En 1951, l’Etat dépose deux sculptures : Femme allongée de Marius Cladel datée de 1947 et Nu de Louis Dejean. Cette partie du jardin « à l’anglaise » invite à la contemplation alors que la partie « à la française » propose la déambulation. Ce parc avec ses majestueux tilleuls, hêtres pourpres, platanes, érables constitue un « cœur de nature » essentiel au développement de la préservation des ressources durable du Cambrésis (La Trame verte et bleue du Cambrésis). Dans le cadre de la sensibilisation à la biodiversité, un hôtel à insectes a été offert et installé par le centre thérapeutique de la ville.

Le parc Fénelon offre aux visiteurs une poursuite de déambulation harmonieuse et une aire de pique-nique bucolique pour une pause déjeuner en famille.

 

Carte blanche au sculpteur Frédéric Bouffandeau

Colorées, fraîches, vives, mes sculptures restent graphiques, elles ont parfois quelque chose d'ornemental. Il arrive que face à mes œuvres, nous imaginons éprouver une dynamique de la composition, parfois une dynamique de la décomposition. Je m’efforce de créer quelque chose de l’élan vital, d’une force centripète, toujours, qui tendent au déploiement des formes, des plans, des couleurs, des lignes.

Répétition et changement sont au centre de mon œuvre qui, rappelant la fragilité de l'existence, entre en résonance avec les lointains échos de la philosophie zen, avec l'idée d'un émerveillement constamment renouvelé. 

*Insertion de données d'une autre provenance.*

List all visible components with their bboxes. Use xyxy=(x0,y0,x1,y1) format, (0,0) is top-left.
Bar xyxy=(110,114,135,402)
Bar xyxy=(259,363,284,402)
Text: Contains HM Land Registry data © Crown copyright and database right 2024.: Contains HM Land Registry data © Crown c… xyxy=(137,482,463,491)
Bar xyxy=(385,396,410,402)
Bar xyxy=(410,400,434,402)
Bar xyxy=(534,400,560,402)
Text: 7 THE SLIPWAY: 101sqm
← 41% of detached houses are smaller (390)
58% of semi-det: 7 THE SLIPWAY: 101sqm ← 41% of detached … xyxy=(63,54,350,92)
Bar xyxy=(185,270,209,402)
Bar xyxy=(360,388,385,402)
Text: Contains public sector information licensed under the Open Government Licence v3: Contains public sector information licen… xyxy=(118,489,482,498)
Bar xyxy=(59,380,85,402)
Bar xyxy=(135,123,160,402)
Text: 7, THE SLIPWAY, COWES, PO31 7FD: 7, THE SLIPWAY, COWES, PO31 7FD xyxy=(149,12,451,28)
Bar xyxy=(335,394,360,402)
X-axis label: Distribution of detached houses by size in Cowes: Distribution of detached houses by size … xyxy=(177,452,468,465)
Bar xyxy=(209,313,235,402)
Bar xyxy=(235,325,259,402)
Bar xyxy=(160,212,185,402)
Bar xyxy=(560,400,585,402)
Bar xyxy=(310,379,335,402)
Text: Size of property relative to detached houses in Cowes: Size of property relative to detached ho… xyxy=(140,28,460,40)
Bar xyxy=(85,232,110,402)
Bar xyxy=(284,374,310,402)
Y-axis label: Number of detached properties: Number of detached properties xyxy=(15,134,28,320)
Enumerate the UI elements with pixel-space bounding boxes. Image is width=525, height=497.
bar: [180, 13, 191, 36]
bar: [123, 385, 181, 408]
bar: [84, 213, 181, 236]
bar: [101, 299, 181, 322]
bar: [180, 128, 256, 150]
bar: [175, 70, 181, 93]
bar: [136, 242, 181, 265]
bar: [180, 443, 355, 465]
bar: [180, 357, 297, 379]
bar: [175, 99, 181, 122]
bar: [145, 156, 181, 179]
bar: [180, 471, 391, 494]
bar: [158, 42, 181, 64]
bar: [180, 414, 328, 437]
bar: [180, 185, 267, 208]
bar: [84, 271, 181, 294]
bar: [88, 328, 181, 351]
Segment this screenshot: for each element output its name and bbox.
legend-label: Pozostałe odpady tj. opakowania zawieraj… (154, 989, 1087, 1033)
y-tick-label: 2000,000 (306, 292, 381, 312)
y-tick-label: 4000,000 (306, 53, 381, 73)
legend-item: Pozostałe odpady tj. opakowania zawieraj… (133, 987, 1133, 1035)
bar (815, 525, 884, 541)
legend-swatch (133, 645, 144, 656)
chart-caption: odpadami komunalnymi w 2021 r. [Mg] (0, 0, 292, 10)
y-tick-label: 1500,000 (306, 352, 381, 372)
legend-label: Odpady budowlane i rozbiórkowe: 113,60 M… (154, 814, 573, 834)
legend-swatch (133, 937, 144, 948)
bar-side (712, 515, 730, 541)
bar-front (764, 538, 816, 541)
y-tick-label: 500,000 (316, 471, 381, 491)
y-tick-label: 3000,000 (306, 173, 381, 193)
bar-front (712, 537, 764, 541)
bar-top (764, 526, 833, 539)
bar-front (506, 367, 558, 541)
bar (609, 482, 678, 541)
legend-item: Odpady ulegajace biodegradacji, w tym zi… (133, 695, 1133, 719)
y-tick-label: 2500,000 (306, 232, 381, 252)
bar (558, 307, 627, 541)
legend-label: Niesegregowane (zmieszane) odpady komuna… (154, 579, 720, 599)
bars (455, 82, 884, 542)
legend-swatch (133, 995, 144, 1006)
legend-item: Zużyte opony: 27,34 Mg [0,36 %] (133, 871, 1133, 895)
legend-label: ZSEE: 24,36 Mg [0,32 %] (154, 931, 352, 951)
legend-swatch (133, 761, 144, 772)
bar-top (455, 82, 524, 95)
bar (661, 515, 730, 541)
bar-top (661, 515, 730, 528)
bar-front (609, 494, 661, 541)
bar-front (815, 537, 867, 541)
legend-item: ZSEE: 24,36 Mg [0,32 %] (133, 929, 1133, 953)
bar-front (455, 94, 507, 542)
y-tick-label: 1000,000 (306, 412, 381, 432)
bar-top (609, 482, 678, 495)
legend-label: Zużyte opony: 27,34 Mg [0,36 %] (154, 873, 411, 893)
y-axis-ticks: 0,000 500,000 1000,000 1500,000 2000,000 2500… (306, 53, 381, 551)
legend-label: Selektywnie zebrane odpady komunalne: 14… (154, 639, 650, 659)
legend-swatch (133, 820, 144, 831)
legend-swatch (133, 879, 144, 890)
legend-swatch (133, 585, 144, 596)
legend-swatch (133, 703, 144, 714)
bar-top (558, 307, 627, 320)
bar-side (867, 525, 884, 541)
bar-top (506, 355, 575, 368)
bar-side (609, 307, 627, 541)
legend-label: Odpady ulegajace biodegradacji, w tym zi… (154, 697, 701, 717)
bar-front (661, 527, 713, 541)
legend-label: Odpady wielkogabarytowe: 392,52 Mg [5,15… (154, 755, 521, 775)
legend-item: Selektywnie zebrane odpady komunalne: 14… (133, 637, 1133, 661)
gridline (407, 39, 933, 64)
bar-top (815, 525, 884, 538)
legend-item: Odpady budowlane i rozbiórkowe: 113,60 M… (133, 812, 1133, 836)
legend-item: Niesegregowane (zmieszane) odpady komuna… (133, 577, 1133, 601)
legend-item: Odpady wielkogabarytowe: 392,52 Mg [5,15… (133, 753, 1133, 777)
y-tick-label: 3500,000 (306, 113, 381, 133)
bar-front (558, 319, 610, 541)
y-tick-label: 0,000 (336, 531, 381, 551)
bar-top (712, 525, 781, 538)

"L'apparente fragilité et modestie de papiers colorés sont le point de départ de mes recherches. Cette matière souple est source de peintures, volumes et mobiles. L'incision vive, déterminée et radicale du cutter dessine dans la couleur mes formes dansantes et légères, évocations lointaines de la nature."

Frédéric Bouffandeau

Frédéric Bouffandeau, La baleine, installation dans le parc Fénelon du musée Matisse, Le Cateau-Cambrésis.